Location: Sugarbeet and Bean ResearchTitle: Defect detection of pickling cucumbers using emerging optical imaging techniques
|LU, YUZHEN - Michigan State University|
Submitted to: Michigan State University Cucumber Reporting Session
Publication Type: Experiment Station
Publication Acceptance Date: 11/29/2018
Publication Date: N/A
Technical Abstract: Pickling cucumbers are susceptible to mechanical and chilling injuries during harvest and postharvest refrigerated storage. It is thus desirable to sort out the injured fruit before they are marketed as fresh products or processed as pickles at the processing plant. Structured-illumination reflectance imaging (SIRI) and chlorophyll fluorescence imaging (CFI) are two emerging optical imaging techniques in food quality and safety inspection. In this study, SIRI and CFI were utilized to detect bruising and chilling injury (CI) in fresh pickling cucumbers. In SIRI, two set of images, direct component (DC) and amplitude component (AC), were acquired at 740 nm; AC was found more effective than DC for ascertaining subsurface tissue bruises.

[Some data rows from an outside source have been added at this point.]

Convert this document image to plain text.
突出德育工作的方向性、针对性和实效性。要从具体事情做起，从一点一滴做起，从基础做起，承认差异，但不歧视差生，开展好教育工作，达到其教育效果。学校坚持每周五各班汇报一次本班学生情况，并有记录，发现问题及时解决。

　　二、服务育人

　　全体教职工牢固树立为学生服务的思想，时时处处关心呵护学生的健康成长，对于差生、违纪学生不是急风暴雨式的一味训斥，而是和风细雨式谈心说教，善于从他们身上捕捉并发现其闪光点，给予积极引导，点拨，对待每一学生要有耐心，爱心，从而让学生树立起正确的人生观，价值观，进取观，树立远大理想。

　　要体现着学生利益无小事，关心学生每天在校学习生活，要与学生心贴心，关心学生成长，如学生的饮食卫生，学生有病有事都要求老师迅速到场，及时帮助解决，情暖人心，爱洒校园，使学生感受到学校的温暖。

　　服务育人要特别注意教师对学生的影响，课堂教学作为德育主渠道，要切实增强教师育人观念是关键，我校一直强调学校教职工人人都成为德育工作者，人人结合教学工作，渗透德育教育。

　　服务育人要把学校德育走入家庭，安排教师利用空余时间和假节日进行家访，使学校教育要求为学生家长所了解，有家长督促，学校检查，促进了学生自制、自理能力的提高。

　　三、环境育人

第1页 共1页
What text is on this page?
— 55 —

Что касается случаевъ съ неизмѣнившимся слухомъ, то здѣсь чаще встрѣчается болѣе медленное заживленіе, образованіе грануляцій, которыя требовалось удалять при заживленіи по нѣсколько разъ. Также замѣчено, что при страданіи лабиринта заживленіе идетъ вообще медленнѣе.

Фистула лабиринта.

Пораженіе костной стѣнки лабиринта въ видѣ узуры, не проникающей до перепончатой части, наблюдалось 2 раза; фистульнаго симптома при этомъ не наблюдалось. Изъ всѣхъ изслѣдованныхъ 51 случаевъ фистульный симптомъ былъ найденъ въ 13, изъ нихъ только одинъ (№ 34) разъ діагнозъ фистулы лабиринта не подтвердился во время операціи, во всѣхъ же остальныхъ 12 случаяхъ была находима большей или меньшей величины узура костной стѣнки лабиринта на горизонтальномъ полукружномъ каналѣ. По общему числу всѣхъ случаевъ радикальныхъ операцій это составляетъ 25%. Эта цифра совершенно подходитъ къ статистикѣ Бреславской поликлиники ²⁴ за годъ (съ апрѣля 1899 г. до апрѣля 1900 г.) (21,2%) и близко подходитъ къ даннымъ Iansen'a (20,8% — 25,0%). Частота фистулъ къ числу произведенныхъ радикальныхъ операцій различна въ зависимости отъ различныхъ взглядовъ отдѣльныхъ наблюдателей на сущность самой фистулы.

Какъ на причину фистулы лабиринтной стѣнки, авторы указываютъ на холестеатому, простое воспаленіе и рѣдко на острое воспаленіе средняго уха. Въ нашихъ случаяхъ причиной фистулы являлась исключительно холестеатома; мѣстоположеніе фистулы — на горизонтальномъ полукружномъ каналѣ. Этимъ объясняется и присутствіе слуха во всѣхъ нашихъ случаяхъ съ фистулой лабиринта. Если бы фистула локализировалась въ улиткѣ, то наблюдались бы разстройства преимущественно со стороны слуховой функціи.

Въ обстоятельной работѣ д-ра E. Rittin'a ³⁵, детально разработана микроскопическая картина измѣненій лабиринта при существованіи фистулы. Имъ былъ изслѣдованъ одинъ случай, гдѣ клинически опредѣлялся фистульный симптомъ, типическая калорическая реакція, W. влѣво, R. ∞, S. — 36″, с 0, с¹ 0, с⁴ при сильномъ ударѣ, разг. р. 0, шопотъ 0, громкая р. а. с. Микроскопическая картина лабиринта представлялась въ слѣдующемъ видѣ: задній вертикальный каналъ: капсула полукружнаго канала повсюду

Classification models based on support vector machine (SVM) were built using extracted image features, to classify cucumbers into bruised and normal classes. The highest classification accuracy of 91% was achieved by the combination of DC, AC and their ratio (AC/DC) images. Chlorophyll fluorescence images at 675 nm and 750 nm were effective for detecting CI, even for slight visual symptoms. The two-class SVM model built for classifying cucumbers into chill-injured and normal classes achieved an overall accuracy of 97%, while the three-class SVM model, in which chill-injured cucumbers were further divided into mild and severe classes, resulted in six percentage point accuracy reduction. This study demonstrated that SIRI and CFI can provide an effective means for defect detection of pickling cucumbers. More research is, however, needed to implement the two technologies for real-time inspection of cucumber defects.